Piszę po ludzku, dobór słów nie sprawia mi trudności, me rozważania kieruję do osób średnio - jak ja sam - rozgarniętych.

Wobec powyższego ....mało rozgarnięta jestem,ale chyba nie tylko ja skoro tyle komunikatów i próśb dostałeś o jaśniejsze pisanie.
Jak dla mnie to brak szacunku dla rozmówców.
Skoro dobor słów nie sprawia Ci trudności,to dlaczego taką trudność sprawia Ci dostosowanie się do próśb forumowiczów.
W związku z wykasowaniem mej odpowiedzi do Ciebie oraz niewysłania mi kopii tejże przez moderację -
odpisuję ponownie - starając się utrzymać ton i przekaz zawarty w pierwowzorze.

Droga leno50
Rad jestem iż po raz kolejny raczyłaś podzielić się ze mną informacjami zwrotnymi dotyczącymi formy i poziomu przekazu mego tutaj pisania.
Pozwolę sobie nadmienić, że będąc osobą z małym, bo ponad dwumiesięcznym stażem na tym forum, ciągle uczę się trudnej sztuki komunikacji, sycharowskiej społeczności, siebie; jednocześnie starając się podnosić, tak akcentowaną przez Ciebie, przejrzystość i jasność wypowiedzi.
Za niedogodności z góry przepraszam, prosząc równolegle o czasową dyspensę w tej kwestii.
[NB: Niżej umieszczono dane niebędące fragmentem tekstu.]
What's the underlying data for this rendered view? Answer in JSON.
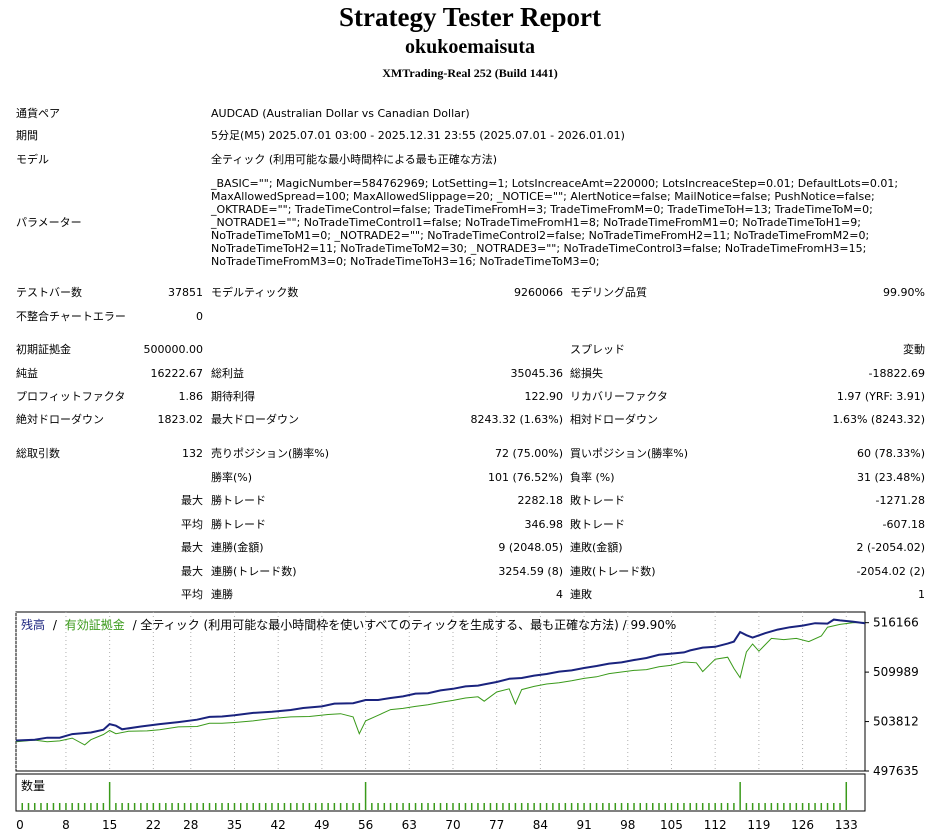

W tym momencie pozwolę sobie odnieść się do łaskawie poruszonych przez Ciebie kwestii, nakładając je na sposób SWOJEGO do nich podejścia.
Otóż:
Odpowiadając na jakiś temat, muszę być w niego zaangażowany emocjonalnie co najmniej w takim stopniu, abym mógł ogarnąć zagadnienie i dołożyć swoje 5groszy w nadziei, iż przysłuży się to społeczności.
Jak to robię?
Po prostu po wejściu na jakiś temat czytam pierwszy autorski wpis i jeśli ,,czuję,, że to nie moja działka to zmykam. Nie muszę znać się na wszystkim. Czyniąc tam jakieś uwagi traciłbym czas swój i czytelników.
Kiedy natomiast trafiam na wpis, który wysyła mi impuls- oooo - to dobry znak, to ten post jest w pewnym sensie częścią mnie i z radością mogę w nim partycypować.
Tak to z grubsza wygląda.

Raz jeszcze pragnę podziękować Tobie leno50 oraz szanownej moderacji za pionowanie mnie Waszymi uwagami i sugestiami, a kończąc, jak dłużnik z przypowieści wołam : Miejcie cierpliwość nade mną!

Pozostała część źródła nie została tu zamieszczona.